本発明は、モータに用いられるセグメントコイル用分割導体に関するものである。
例えば、車載用モータのステータに使用される巻線としては、従来は断面丸型のエナメル線が使用されていた。しかし、近年は占積率を高めるために矩形断面の平角巻線が使用されるようになってきている。また、従来はステータのコアに巻線を巻いてゆく製造方法が採られる場合が多かったが、平角巻線の採用に伴い、巻線を短尺のセグメントコイルとして構成し、ステータに組み付けた後でセグメントコイルの端部同士を溶接して繋いでゆくことで、コイルを形成する方法が採られるようになってきている。
ところが、平角巻線は巻線1本当たりの断面積が大きいため、モータ回転数が大きくなり周波数が大きくなった場合には、渦電流の発生により巻線損失が大きくなるという問題がある。
これに対し、複数の導線を一体化した分割導体が提案されている。すなわち、セグメントコイルとして、複数の導線によって構成された分割導体を用いることで、渦電流の影響を抑制することができる。
分割導体は、例えば、表面に酸化被膜などの絶縁層を有する素線を複数束ねて一体化し、断面が略矩形に成形される。このような分割導体によれば、ステータのスロットに対する導体の充填効率を高めることができるとともに、各素線が酸化被膜によって絶縁され、表皮効果および渦電流による交流抵抗の増加を抑制することができる。
このような分割導体としては、例えば、矩形状の導体素線と、導体素線の外周に設けられる被覆層を有する導体線が、複数一体化された集合導体がある(特許文献1)。
また、複数の線状導体からなる集合線と、単線を長手方向に交互に接合して、ステータのスロットから露出する部位を単線で構成したコイルがある(特許文献2)。
特開2007−227266号公報 特開2013−39000号公報
しかし、特許文献1のように、通常の分割導体を用いたのでは、各導体線が取扱い時にばらけてしまうなどの問題がある。特に、ステータコアに分割導体を配置する際には、分割導体を所定の形状に曲げ加工する必要があるため、曲げ加工時に、各導体線同士が滑り、ずれやばらけの要因となる。

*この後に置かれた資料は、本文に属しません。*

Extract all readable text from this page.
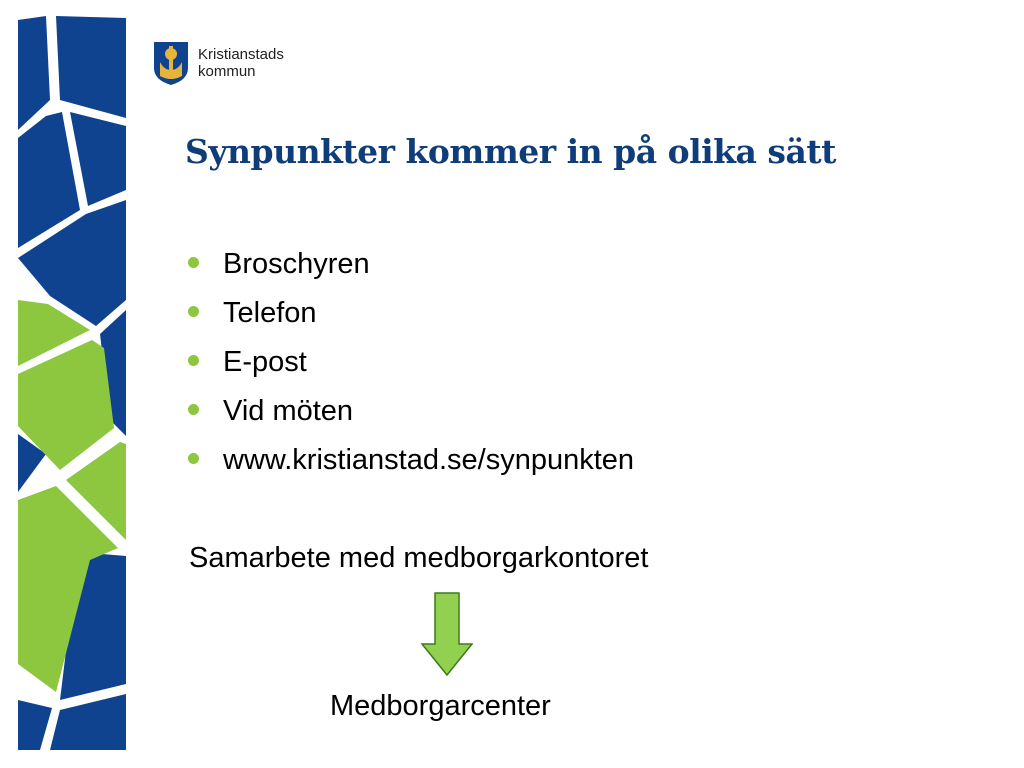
Kristianstads
kommun
Synpunkter kommer in på olika sätt
Broschyren
Telefon
E-post
Vid möten
www.kristianstad.se/synpunkten

Samarbete med medborgarkontoret

Medborgarcenter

一方、特許文献2の方法では、単線と集合線とを長手方向に接合する必要があるため、製造が極めて困難である。例えば、普通の方法で両者を溶接すると、特に、集合線の溶接時の引けなどによって、接続部の断面積が減少して破断の恐れがある。また、両者の溶接時において、表面張力による球状化が生じ、接合部が部分的に膨らみ、スロットへ挿入することが困難となる場合もある。
また、スロットから露出する部位の全てが単線で構成されるため、スロットの上下において、各導線が単線部で導通してループが形成され、渦電流による交流抵抗の増加の恐れがある。このように渦電流が発生してしまうと、分割導体を使用するメリットである渦電流損失低減効果が小さくなる。
本発明は、このような問題に鑑みてなされたもので、取扱い時等における各導体線がばらけることを抑制可能なセグメントコイル用分割導体を提供することを目的とする。
前述した目的を達するために本発明は、セグメントコイル用の分割導体であって、前記分割導体は、複数の素線部からなる分割部を具備し、前記素線部は、導体部と、前記導体部を被覆する絶縁層とを有し、前記分割部の少なくとも一部が、金属製の保持部材で覆われており、前記保持部材の外面に絶縁層が形成されることを特徴とするセグメントコイル用分割導体である。
前記保持部材は、コイル化した際のコイルエンド部に対応する、前記分割部の長手方向の略中央部近傍にのみ設けられてもよい。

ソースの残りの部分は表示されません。